According to the analytics firm, the past 30 days have seen a strong rise in first-time interacting addresses. This suggests that fresh users are entering the Ethereum ecosystem and continuing to transact, rather than existing wallets accounting for most of the recent activity.
Glassnode reported a significant month-over-month increase in activity retention within Ethereum’s newest user cohort. Retention metrics track whether users remain active after their initial interaction, offering insight into whether network growth reflects lasting adoption or short-lived spikes.
New active addresses on Ethereum climbed from just over 4 million to around 8 million in the past month, highlighting the scale of the recent expansion.
Broader network indicators reinforce this trend. Data from Etherscan shows that the number of active Ethereum addresses has more than doubled over the past year, rising from roughly 410,000 to over 1 million.
Daily transaction volumes have followed a similar trajectory. On Thursday, Ethereum processed a record 2.8 million transactions—approximately 125% higher than levels recorded one year ago.
Analysts attribute much of the renewed activity to increased stablecoin usage and declining transaction costs. Macroeconomics outlet Milk Road noted that Ethereum’s shift toward executing transactions on layer-2 networks, while using the main chain for settlement, has played a central role.
This architecture has reduced fees without compromising security, making Ethereum more accessible for everyday payments and decentralized finance applications.
Supporting this view, data from Token Terminal shows that stablecoin activity on Ethereum has reached all-time highs at the same time transaction fees have fallen to multi-year lows. The combination appears to be encouraging more frequent and consistent network usage.

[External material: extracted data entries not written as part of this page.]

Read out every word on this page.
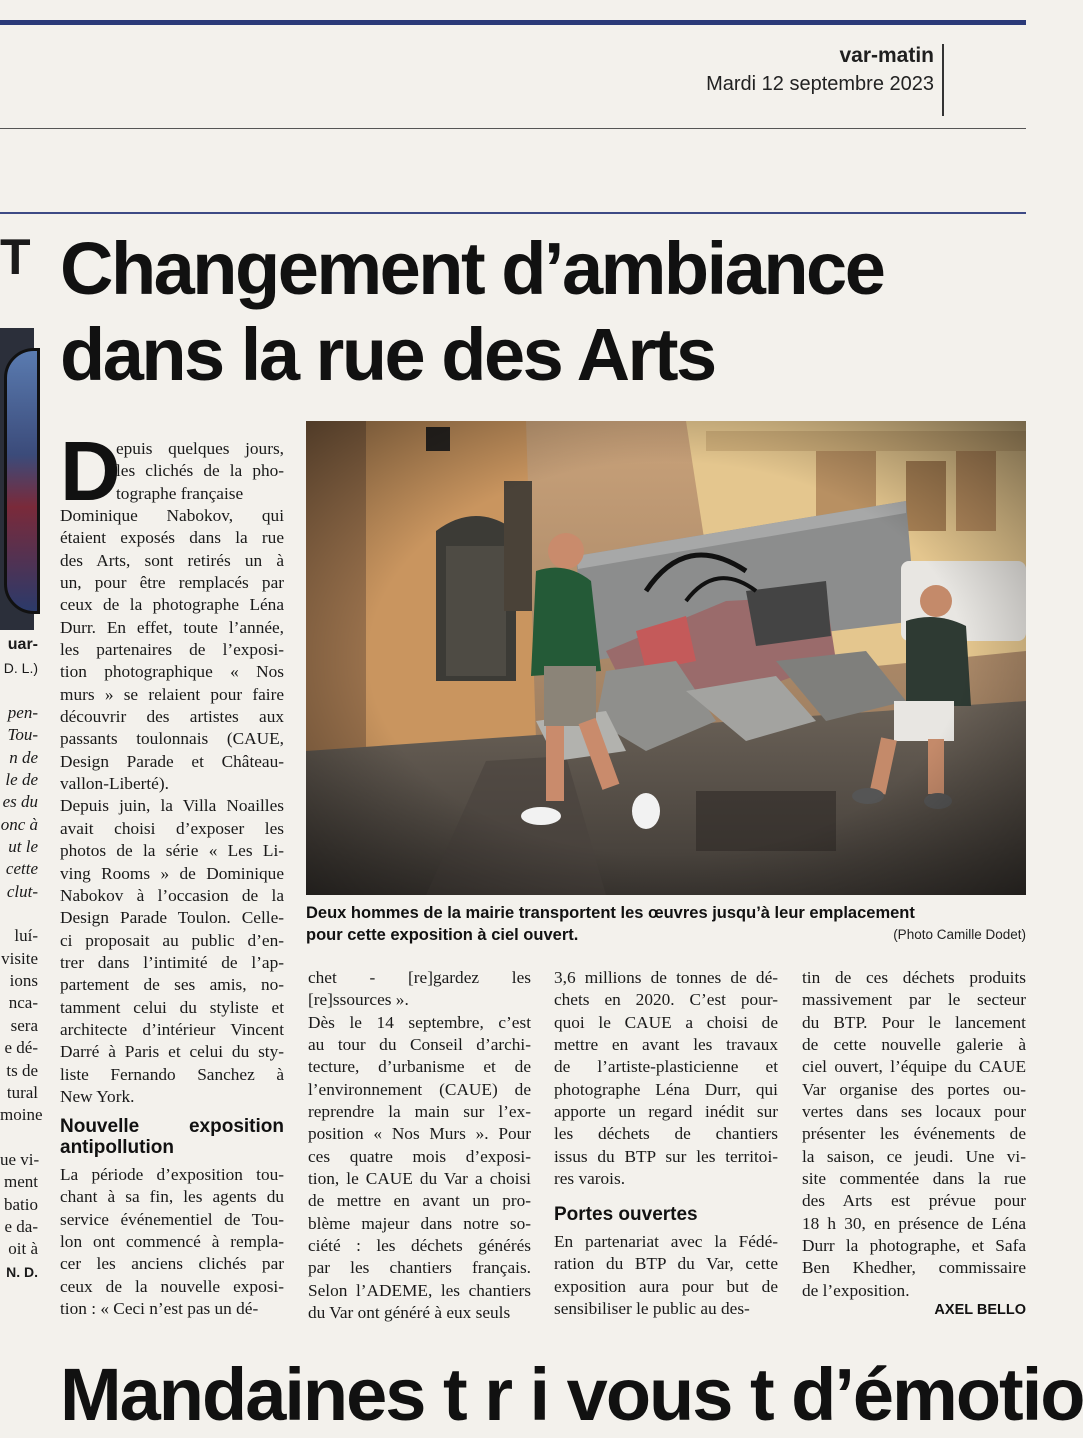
var-matin
Mardi 12 septembre 2023
T
uar-
D. L.)
pen-
Tou-
n de
le de
es du
onc à
ut le
cette
clut-
luí-
visite
ions
nca-
sera
e dé-
ts de
tural
moine
ue vi-
ment
batio
e da-
oit à
N. D.
Changement d’ambiance
dans la rue des Arts
D
epuis quelques jours,
les clichés de la pho-
tographe française
Dominique Nabokov, qui
étaient exposés dans la rue
des Arts, sont retirés un à
un, pour être remplacés par
ceux de la photographe Léna
Durr. En effet, toute l’année,
les partenaires de l’exposi-
tion photographique « Nos
murs » se relaient pour faire
découvrir des artistes aux
passants toulonnais (CAUE,
Design Parade et Château-
vallon-Liberté).
Depuis juin, la Villa Noailles
avait choisi d’exposer les
photos de la série « Les Li-
ving Rooms » de Dominique
Nabokov à l’occasion de la
Design Parade Toulon. Celle-
ci proposait au public d’en-
trer dans l’intimité de l’ap-
partement de ses amis, no-
tamment celui du styliste et
architecte d’intérieur Vincent
Darré à Paris et celui du sty-
liste Fernando Sanchez à
New York.
Nouvelle exposition antipollution
La période d’exposition tou-
chant à sa fin, les agents du
service événementiel de Tou-
lon ont commencé à rempla-
cer les anciens clichés par
ceux de la nouvelle exposi-
tion : « Ceci n’est pas un dé-
Deux hommes de la mairie transportent les œuvres jusqu’à leur emplacement
pour cette exposition à ciel ouvert.	(Photo Camille Dodet)
chet - [re]gardez les
[re]ssources ».
Dès le 14 septembre, c’est
au tour du Conseil d’archi-
tecture, d’urbanisme et de
l’environnement (CAUE) de
reprendre la main sur l’ex-
position « Nos Murs ». Pour
ces quatre mois d’exposi-
tion, le CAUE du Var a choisi
de mettre en avant un pro-
blème majeur dans notre so-
ciété : les déchets générés
par les chantiers français.
Selon l’ADEME, les chantiers
du Var ont généré à eux seuls
3,6 millions de tonnes de dé-
chets en 2020. C’est pour-
quoi le CAUE a choisi de
mettre en avant les travaux
de l’artiste-plasticienne et
photographe Léna Durr, qui
apporte un regard inédit sur
les déchets de chantiers
issus du BTP sur les territoi-
res varois.
Portes ouvertes
En partenariat avec la Fédé-
ration du BTP du Var, cette
exposition aura pour but de
sensibiliser le public au des-
tin de ces déchets produits
massivement par le secteur
du BTP. Pour le lancement
de cette nouvelle galerie à
ciel ouvert, l’équipe du CAUE
Var organise des portes ou-
vertes dans ses locaux pour
présenter les événements de
la saison, ce jeudi. Une vi-
site commentée dans la rue
des Arts est prévue pour
18 h 30, en présence de Léna
Durr la photographe, et Safa
Ben Khedher, commissaire
de l’exposition.
AXEL BELLO
Mandaines t r i vous t d’émotio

Improving on-chain fundamentals are also influencing market sentiment around Ether. The token recently reached a two-month high near $3,400 before pulling back to around $3,300 in early Friday trading, as investors assess whether rising network activity can support a sustained price trend.
Adding to the optimism, Ethereum co-founder Vitalik Buterin said last week that the network has effectively solved the blockchain trilemma—balancing decentralization, security, and scalability.
Buterin pointed to upgrades already live or nearing deployment, arguing that Ethereum has reached this milestone through production-ready code rather than theoretical designs. Key developments include peer data availability sampling (PeerDAS) and zero-knowledge Ethereum virtual machines (zkEVMs), which aim to improve scalability while preserving decentralization.
Meanwhile, Ethereum’s staking dynamics have shifted notably. Validator exits have slowed, while new capital is flowing back into long-term staking positions—signaling renewed confidence among large ether holders.